Use online version of Jupyter

i want to know if it is possible share notebooks on github,without saving them on my local device?
ETL(eager to learn)

Are you asking for others to be able to run them actively?

If so, the easiest is to use MyBinder.org to get a full, typical Python based kernel. Or even kernels for other languages, such as R. (Example for R-based notebook is here.) You can go there and click the ‘launch’ badge next to ‘JupyterLab’. You can make very complex environments in the resulting sessions using configuration files. For example, this Gist repository allows cutting-edge versions Jupyter offerings (Jupyter Notebook 7+ and JupyterLab 4) with Plotly already installed. Users get temporary Jupyter sessions where they don’t need to login or install anything. The URL of the launch links can be customized to launch particular notebooks. The cutting-edge one launches with no notebook open, whereas the first one I linked to launches with a particularly notebook open. You can share the links anywhere because they point the MyBinder infrastructure where the files are located and it knows how to use them to make an image that it then uses to launch a session configured with what is needed and what has been chosen to be the entry point.

You can also use JupyterLite to offer active notebooks via GitHub. This has the advantage over MyBInder that you don’t need to be dependent on a remote computer instance being spun up or a Docker image being built. However, the Python computation kernel, pyodide, is less feature-rich than a full Python kernel at this time. You can see how to get started using it with GitHub here. Keep in mind things change fast in the JupyterLite and Pyodide area right now as this is very new and developing actively.
On a related note there is Voici that allows one to share apps based on Jupyter notebooks based on JupyterLite. See more about this here and here. It is the web-assembly based version of using Voila via MyBinder to share .ipynb files as apps.

Just looking to share a rendering of a previously run notebook?

If it was just sharing that ‘static’ version you can point nbviewer at your .ipynb file and it will render it. The nbviewer rendering is less busy and more welcoming for users not familiar with codring than GitHub’s rendering. I put ‘static’ in quotes because some javascript-based content will remain interactivity. See an example of a notebook shared via nbviewer here where the play control widget still works to play an animation. There’s other types that work in the nbviewer rendering while not being supported by GitHub still.
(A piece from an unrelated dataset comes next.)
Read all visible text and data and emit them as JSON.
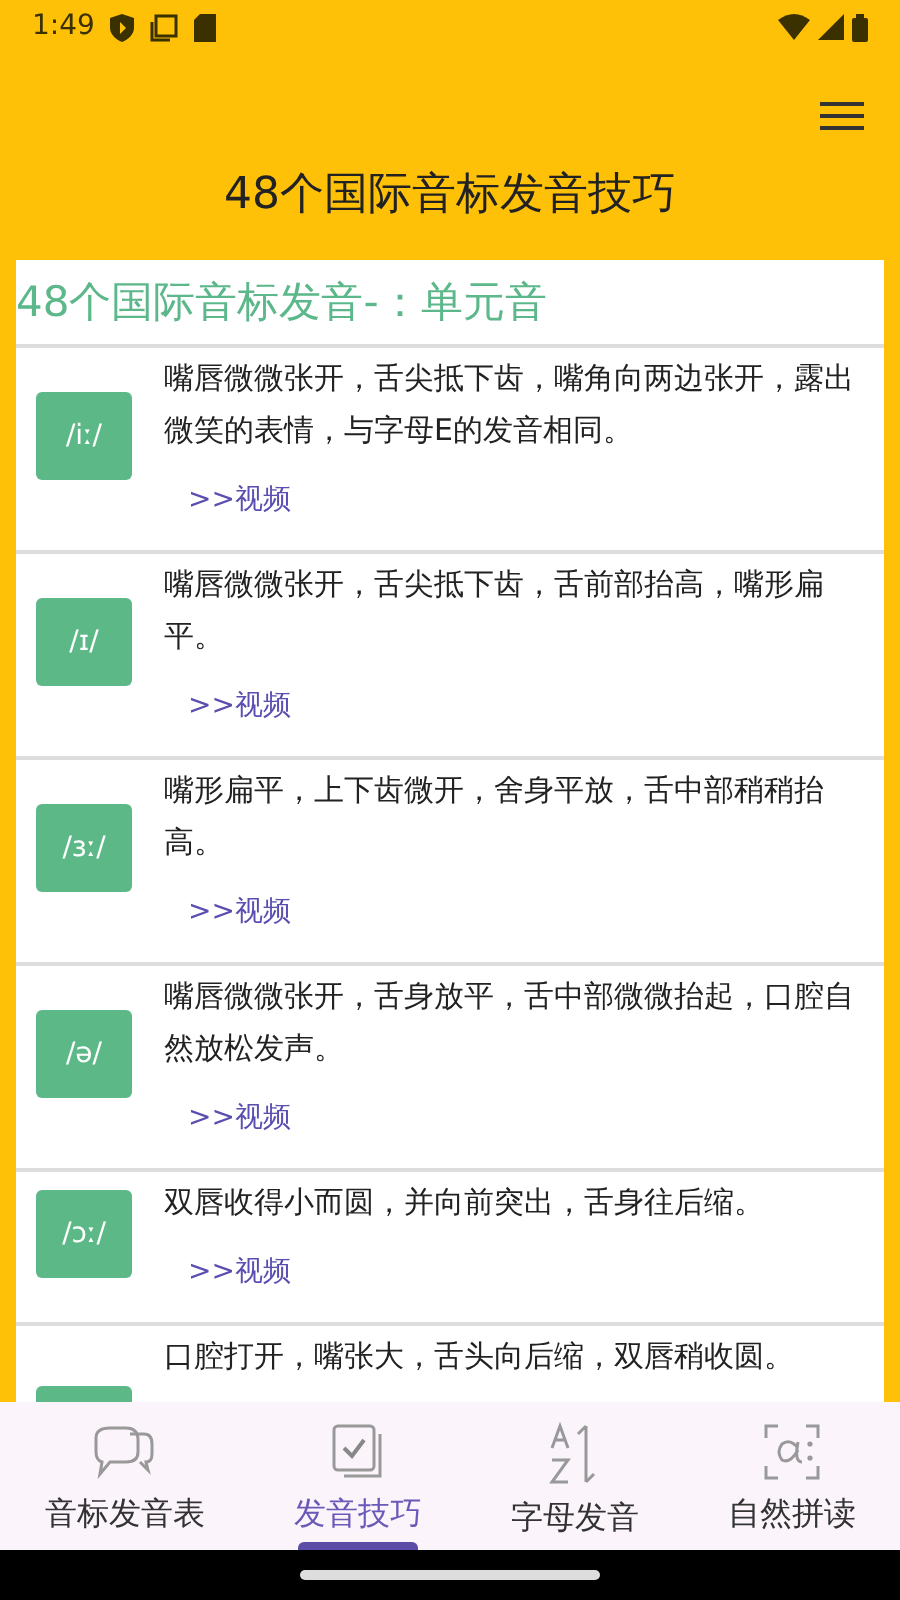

The nbviewer links can be shared. There’s a form on the main page to produce the links, and for standard places such as GitHub there is a pattern you can learn so you can draft the URL links yourself.

1 Like

thanks alot fomightez.
have to try what u suggests.
i am on very first steps of the long everlasting road…

Along those lines, I should have also included mention of nbgitpuller, too. It allows you to distribute links to notebooks hosted in a git repository that can open for user in active form. Combined with MyBinder, it lets you have a notebook stored elsewhere, say a gist, and use a separate repository as the one that specifies what it is installed. nbgitpuller can use a URL to bridge them together so that MyBinder session the user gets an initial session that opens with the notebook from the gist with the environment specified by the configuration files from the other repository. There is a form in the documentation that can be used to help construct the URLs, it’s called the ‘nbgitpuller link generator’.
nbgitpuller can do more to help you share and distribute notebooks.